Researchers from the two companies presented their analysis at last week’s SAE 2013 World Congress in Detroit.
Adding ethanol to gasoline produces a constellation of new variables that impact engine performance and efficiency, the team notes. It says carefully balancing the characteristics of ethanol blends with engine design can produce significant efficiency improvements.
The team says a 20%-40% ethanol blend with regular-grade gasoline would provide high knock resistance. This characteristic could be use to support downsized engines designed to operate at slower speeds, thus improving fuel economy.
The increased knock resistance of ethanol blends enables a higher compression ratio that raises thermal efficiency.
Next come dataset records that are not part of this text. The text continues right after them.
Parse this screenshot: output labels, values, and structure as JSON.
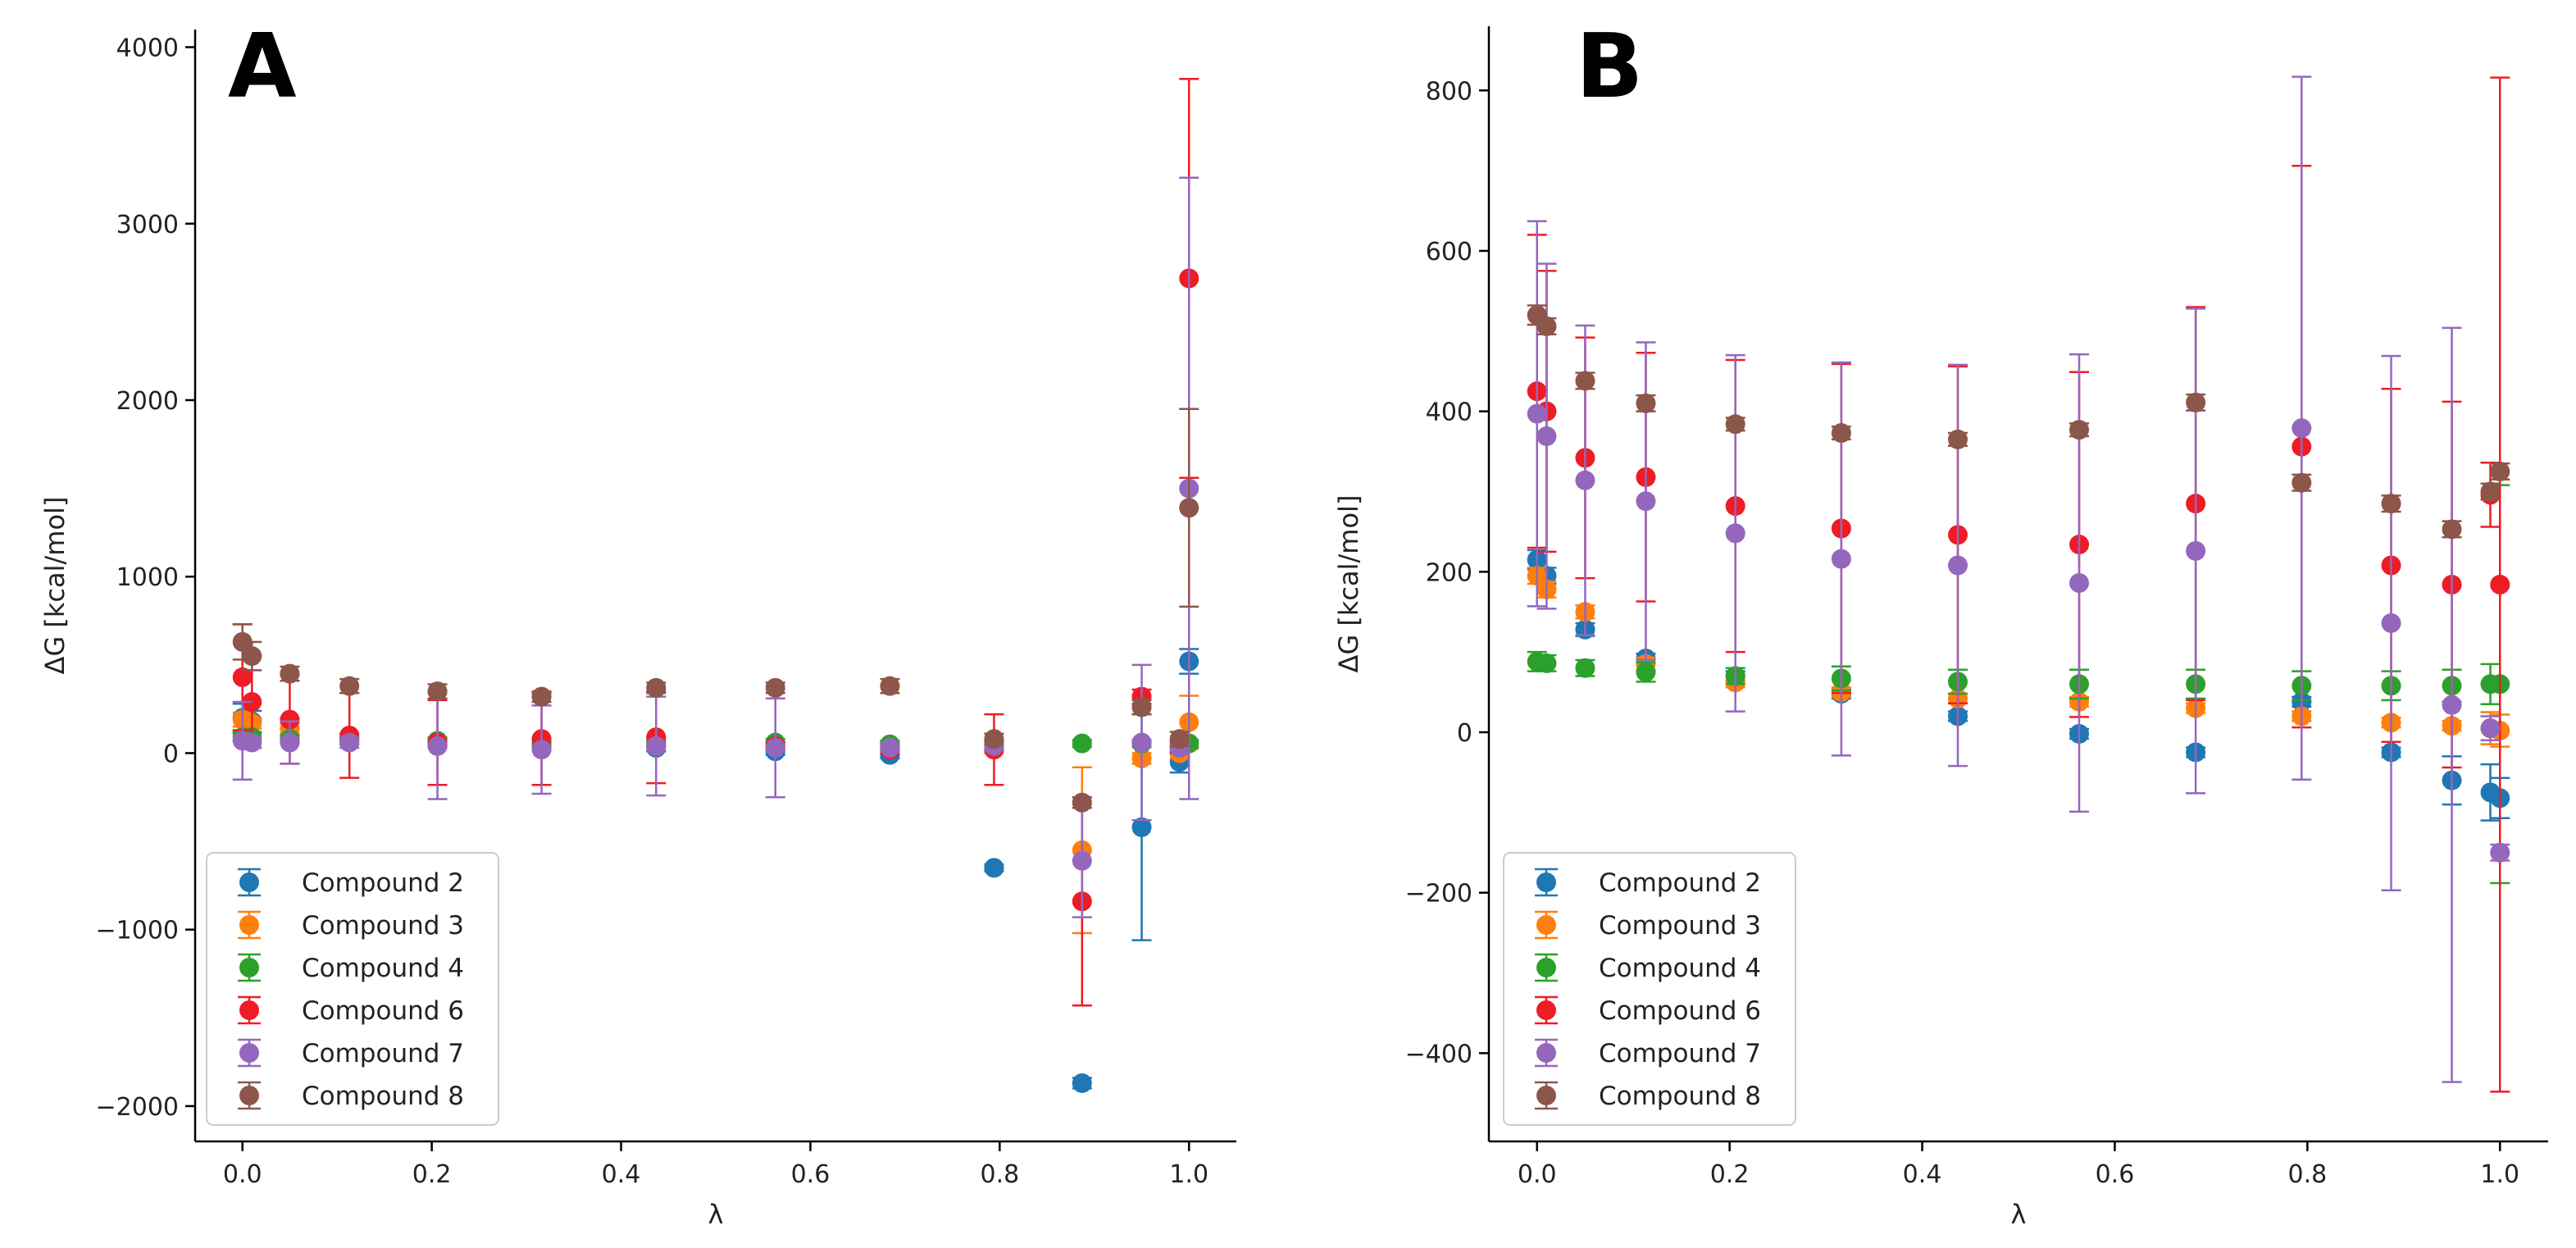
{
  "colors": {
    "Compound 2": "#1f77b4",
    "Compound 3": "#ff7f0e",
    "Compound 4": "#2ca02c",
    "Compound 6": "#ee1c24",
    "Compound 7": "#9467bd",
    "Compound 8": "#8c564b"
  },
  "chart_data": [
    {
      "type": "scatter",
      "panel_label": "A",
      "xlabel": "λ",
      "ylabel": "ΔG [kcal/mol]",
      "xlim": [
        -0.05,
        1.05
      ],
      "ylim": [
        -2200,
        4100
      ],
      "xticks": [
        0.0,
        0.2,
        0.4,
        0.6,
        0.8,
        1.0
      ],
      "xtick_labels": [
        "0.0",
        "0.2",
        "0.4",
        "0.6",
        "0.8",
        "1.0"
      ],
      "yticks": [
        -2000,
        -1000,
        0,
        1000,
        2000,
        3000,
        4000
      ],
      "ytick_labels": [
        "−2000",
        "−1000",
        "0",
        "1000",
        "2000",
        "3000",
        "4000"
      ],
      "legend_position": "lower-left",
      "series": [
        {
          "name": "Compound 2",
          "points": [
            {
              "x": 0.0,
              "y": 200,
              "err": 80
            },
            {
              "x": 0.01,
              "y": 180,
              "err": 60
            },
            {
              "x": 0.05,
              "y": 100,
              "err": 40
            },
            {
              "x": 0.113,
              "y": 80,
              "err": 30
            },
            {
              "x": 0.206,
              "y": 60,
              "err": 20
            },
            {
              "x": 0.316,
              "y": 40,
              "err": 20
            },
            {
              "x": 0.437,
              "y": 30,
              "err": 20
            },
            {
              "x": 0.563,
              "y": 10,
              "err": 20
            },
            {
              "x": 0.684,
              "y": -10,
              "err": 20
            },
            {
              "x": 0.794,
              "y": -650,
              "err": 20
            },
            {
              "x": 0.887,
              "y": -1870,
              "err": 30
            },
            {
              "x": 0.95,
              "y": -420,
              "err": 640
            },
            {
              "x": 0.99,
              "y": -50,
              "err": 60
            },
            {
              "x": 1.0,
              "y": 520,
              "err": 70
            }
          ]
        },
        {
          "name": "Compound 3",
          "points": [
            {
              "x": 0.0,
              "y": 190,
              "err": 40
            },
            {
              "x": 0.01,
              "y": 170,
              "err": 30
            },
            {
              "x": 0.05,
              "y": 140,
              "err": 30
            },
            {
              "x": 0.113,
              "y": 70,
              "err": 20
            },
            {
              "x": 0.206,
              "y": 50,
              "err": 20
            },
            {
              "x": 0.316,
              "y": 40,
              "err": 20
            },
            {
              "x": 0.437,
              "y": 40,
              "err": 20
            },
            {
              "x": 0.563,
              "y": 40,
              "err": 20
            },
            {
              "x": 0.684,
              "y": 40,
              "err": 20
            },
            {
              "x": 0.794,
              "y": 20,
              "err": 20
            },
            {
              "x": 0.887,
              "y": -550,
              "err": 470
            },
            {
              "x": 0.95,
              "y": -30,
              "err": 30
            },
            {
              "x": 0.99,
              "y": 0,
              "err": 30
            },
            {
              "x": 1.0,
              "y": 175,
              "err": 150
            }
          ]
        },
        {
          "name": "Compound 4",
          "points": [
            {
              "x": 0.0,
              "y": 90,
              "err": 20
            },
            {
              "x": 0.01,
              "y": 90,
              "err": 20
            },
            {
              "x": 0.05,
              "y": 80,
              "err": 20
            },
            {
              "x": 0.113,
              "y": 70,
              "err": 20
            },
            {
              "x": 0.206,
              "y": 70,
              "err": 20
            },
            {
              "x": 0.316,
              "y": 60,
              "err": 20
            },
            {
              "x": 0.437,
              "y": 60,
              "err": 20
            },
            {
              "x": 0.563,
              "y": 60,
              "err": 20
            },
            {
              "x": 0.684,
              "y": 50,
              "err": 20
            },
            {
              "x": 0.794,
              "y": 50,
              "err": 20
            },
            {
              "x": 0.887,
              "y": 55,
              "err": 20
            },
            {
              "x": 0.95,
              "y": 55,
              "err": 20
            },
            {
              "x": 0.99,
              "y": 55,
              "err": 20
            },
            {
              "x": 1.0,
              "y": 55,
              "err": 20
            }
          ]
        },
        {
          "name": "Compound 6",
          "points": [
            {
              "x": 0.0,
              "y": 430,
              "err": 300
            },
            {
              "x": 0.01,
              "y": 290,
              "err": 260
            },
            {
              "x": 0.05,
              "y": 190,
              "err": 250
            },
            {
              "x": 0.113,
              "y": 100,
              "err": 240
            },
            {
              "x": 0.206,
              "y": 60,
              "err": 240
            },
            {
              "x": 0.316,
              "y": 80,
              "err": 260
            },
            {
              "x": 0.437,
              "y": 90,
              "err": 260
            },
            {
              "x": 0.563,
              "y": 40,
              "err": 20
            },
            {
              "x": 0.684,
              "y": 20,
              "err": 20
            },
            {
              "x": 0.794,
              "y": 20,
              "err": 200
            },
            {
              "x": 0.887,
              "y": -840,
              "err": 590
            },
            {
              "x": 0.95,
              "y": 320,
              "err": 40
            },
            {
              "x": 0.99,
              "y": 30,
              "err": 30
            },
            {
              "x": 1.0,
              "y": 2690,
              "err": 1130
            }
          ]
        },
        {
          "name": "Compound 7",
          "points": [
            {
              "x": 0.0,
              "y": 70,
              "err": 220
            },
            {
              "x": 0.01,
              "y": 60,
              "err": 30
            },
            {
              "x": 0.05,
              "y": 60,
              "err": 120
            },
            {
              "x": 0.113,
              "y": 60,
              "err": 30
            },
            {
              "x": 0.206,
              "y": 40,
              "err": 300
            },
            {
              "x": 0.316,
              "y": 20,
              "err": 250
            },
            {
              "x": 0.437,
              "y": 40,
              "err": 280
            },
            {
              "x": 0.563,
              "y": 30,
              "err": 280
            },
            {
              "x": 0.684,
              "y": 30,
              "err": 20
            },
            {
              "x": 0.794,
              "y": 40,
              "err": 20
            },
            {
              "x": 0.887,
              "y": -610,
              "err": 320
            },
            {
              "x": 0.95,
              "y": 60,
              "err": 440
            },
            {
              "x": 0.99,
              "y": 30,
              "err": 20
            },
            {
              "x": 1.0,
              "y": 1500,
              "err": 1760
            }
          ]
        },
        {
          "name": "Compound 8",
          "points": [
            {
              "x": 0.0,
              "y": 630,
              "err": 100
            },
            {
              "x": 0.01,
              "y": 550,
              "err": 80
            },
            {
              "x": 0.05,
              "y": 450,
              "err": 40
            },
            {
              "x": 0.113,
              "y": 380,
              "err": 40
            },
            {
              "x": 0.206,
              "y": 350,
              "err": 40
            },
            {
              "x": 0.316,
              "y": 320,
              "err": 30
            },
            {
              "x": 0.437,
              "y": 370,
              "err": 30
            },
            {
              "x": 0.563,
              "y": 370,
              "err": 30
            },
            {
              "x": 0.684,
              "y": 380,
              "err": 40
            },
            {
              "x": 0.794,
              "y": 80,
              "err": 30
            },
            {
              "x": 0.887,
              "y": -280,
              "err": 30
            },
            {
              "x": 0.95,
              "y": 260,
              "err": 40
            },
            {
              "x": 0.99,
              "y": 80,
              "err": 40
            },
            {
              "x": 1.0,
              "y": 1390,
              "err": 560
            }
          ]
        }
      ]
    },
    {
      "type": "scatter",
      "panel_label": "B",
      "xlabel": "λ",
      "ylabel": "ΔG [kcal/mol]",
      "xlim": [
        -0.05,
        1.05
      ],
      "ylim": [
        -510,
        880
      ],
      "xticks": [
        0.0,
        0.2,
        0.4,
        0.6,
        0.8,
        1.0
      ],
      "xtick_labels": [
        "0.0",
        "0.2",
        "0.4",
        "0.6",
        "0.8",
        "1.0"
      ],
      "yticks": [
        -400,
        -200,
        0,
        200,
        400,
        600,
        800
      ],
      "ytick_labels": [
        "−400",
        "−200",
        "0",
        "200",
        "400",
        "600",
        "800"
      ],
      "legend_position": "lower-left",
      "series": [
        {
          "name": "Compound 2",
          "points": [
            {
              "x": 0.0,
              "y": 215,
              "err": 12
            },
            {
              "x": 0.01,
              "y": 195,
              "err": 10
            },
            {
              "x": 0.05,
              "y": 128,
              "err": 8
            },
            {
              "x": 0.113,
              "y": 92,
              "err": 6
            },
            {
              "x": 0.206,
              "y": 70,
              "err": 6
            },
            {
              "x": 0.316,
              "y": 48,
              "err": 6
            },
            {
              "x": 0.437,
              "y": 20,
              "err": 6
            },
            {
              "x": 0.563,
              "y": -2,
              "err": 6
            },
            {
              "x": 0.684,
              "y": -25,
              "err": 6
            },
            {
              "x": 0.794,
              "y": 38,
              "err": 6
            },
            {
              "x": 0.887,
              "y": -25,
              "err": 6
            },
            {
              "x": 0.95,
              "y": -60,
              "err": 30
            },
            {
              "x": 0.99,
              "y": -75,
              "err": 35
            },
            {
              "x": 1.0,
              "y": -82,
              "err": 25
            }
          ]
        },
        {
          "name": "Compound 3",
          "points": [
            {
              "x": 0.0,
              "y": 195,
              "err": 10
            },
            {
              "x": 0.01,
              "y": 178,
              "err": 10
            },
            {
              "x": 0.05,
              "y": 150,
              "err": 8
            },
            {
              "x": 0.113,
              "y": 85,
              "err": 8
            },
            {
              "x": 0.206,
              "y": 62,
              "err": 6
            },
            {
              "x": 0.316,
              "y": 50,
              "err": 6
            },
            {
              "x": 0.437,
              "y": 42,
              "err": 6
            },
            {
              "x": 0.563,
              "y": 38,
              "err": 6
            },
            {
              "x": 0.684,
              "y": 30,
              "err": 6
            },
            {
              "x": 0.794,
              "y": 20,
              "err": 6
            },
            {
              "x": 0.887,
              "y": 12,
              "err": 6
            },
            {
              "x": 0.95,
              "y": 8,
              "err": 6
            },
            {
              "x": 0.99,
              "y": 5,
              "err": 20
            },
            {
              "x": 1.0,
              "y": 2,
              "err": 20
            }
          ]
        },
        {
          "name": "Compound 4",
          "points": [
            {
              "x": 0.0,
              "y": 88,
              "err": 12
            },
            {
              "x": 0.01,
              "y": 86,
              "err": 10
            },
            {
              "x": 0.05,
              "y": 80,
              "err": 10
            },
            {
              "x": 0.113,
              "y": 75,
              "err": 12
            },
            {
              "x": 0.206,
              "y": 70,
              "err": 10
            },
            {
              "x": 0.316,
              "y": 67,
              "err": 15
            },
            {
              "x": 0.437,
              "y": 63,
              "err": 15
            },
            {
              "x": 0.563,
              "y": 60,
              "err": 18
            },
            {
              "x": 0.684,
              "y": 60,
              "err": 18
            },
            {
              "x": 0.794,
              "y": 58,
              "err": 18
            },
            {
              "x": 0.887,
              "y": 58,
              "err": 18
            },
            {
              "x": 0.95,
              "y": 58,
              "err": 20
            },
            {
              "x": 0.99,
              "y": 60,
              "err": 25
            },
            {
              "x": 1.0,
              "y": 60,
              "err": 248
            }
          ]
        },
        {
          "name": "Compound 6",
          "points": [
            {
              "x": 0.0,
              "y": 425,
              "err": 195
            },
            {
              "x": 0.01,
              "y": 400,
              "err": 175
            },
            {
              "x": 0.05,
              "y": 342,
              "err": 150
            },
            {
              "x": 0.113,
              "y": 318,
              "err": 155
            },
            {
              "x": 0.206,
              "y": 282,
              "err": 182
            },
            {
              "x": 0.316,
              "y": 254,
              "err": 205
            },
            {
              "x": 0.437,
              "y": 246,
              "err": 210
            },
            {
              "x": 0.563,
              "y": 234,
              "err": 215
            },
            {
              "x": 0.684,
              "y": 285,
              "err": 245
            },
            {
              "x": 0.794,
              "y": 356,
              "err": 350
            },
            {
              "x": 0.887,
              "y": 208,
              "err": 220
            },
            {
              "x": 0.95,
              "y": 184,
              "err": 228
            },
            {
              "x": 0.99,
              "y": 296,
              "err": 40
            },
            {
              "x": 1.0,
              "y": 184,
              "err": 632
            }
          ]
        },
        {
          "name": "Compound 7",
          "points": [
            {
              "x": 0.0,
              "y": 397,
              "err": 240
            },
            {
              "x": 0.01,
              "y": 369,
              "err": 215
            },
            {
              "x": 0.05,
              "y": 314,
              "err": 193
            },
            {
              "x": 0.113,
              "y": 288,
              "err": 198
            },
            {
              "x": 0.206,
              "y": 248,
              "err": 222
            },
            {
              "x": 0.316,
              "y": 216,
              "err": 245
            },
            {
              "x": 0.437,
              "y": 208,
              "err": 250
            },
            {
              "x": 0.563,
              "y": 186,
              "err": 285
            },
            {
              "x": 0.684,
              "y": 226,
              "err": 302
            },
            {
              "x": 0.794,
              "y": 379,
              "err": 438
            },
            {
              "x": 0.887,
              "y": 136,
              "err": 333
            },
            {
              "x": 0.95,
              "y": 34,
              "err": 470
            },
            {
              "x": 0.99,
              "y": 5,
              "err": 15
            },
            {
              "x": 1.0,
              "y": -150,
              "err": 10
            }
          ]
        },
        {
          "name": "Compound 8",
          "points": [
            {
              "x": 0.0,
              "y": 520,
              "err": 12
            },
            {
              "x": 0.01,
              "y": 506,
              "err": 10
            },
            {
              "x": 0.05,
              "y": 438,
              "err": 10
            },
            {
              "x": 0.113,
              "y": 410,
              "err": 10
            },
            {
              "x": 0.206,
              "y": 384,
              "err": 8
            },
            {
              "x": 0.316,
              "y": 373,
              "err": 8
            },
            {
              "x": 0.437,
              "y": 365,
              "err": 8
            },
            {
              "x": 0.563,
              "y": 377,
              "err": 8
            },
            {
              "x": 0.684,
              "y": 411,
              "err": 10
            },
            {
              "x": 0.794,
              "y": 311,
              "err": 10
            },
            {
              "x": 0.887,
              "y": 285,
              "err": 10
            },
            {
              "x": 0.95,
              "y": 253,
              "err": 10
            },
            {
              "x": 0.99,
              "y": 300,
              "err": 10
            },
            {
              "x": 1.0,
              "y": 325,
              "err": 10
            }
          ]
        }
      ]
    }
  ]
}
This characteristic can be used to offset the 33% lower energy content of ethanol compared with gasoline.
Likewise, increasing the ethanol content also reduces the need to richen the fuel mixture in high-speed, high-load conditions to control exhaust temperature. Both options increase fuel efficiency.
The AVL-Ford team concludes that the impact of higher ethanol blends on engine emissions is relatively neutral in modern engines.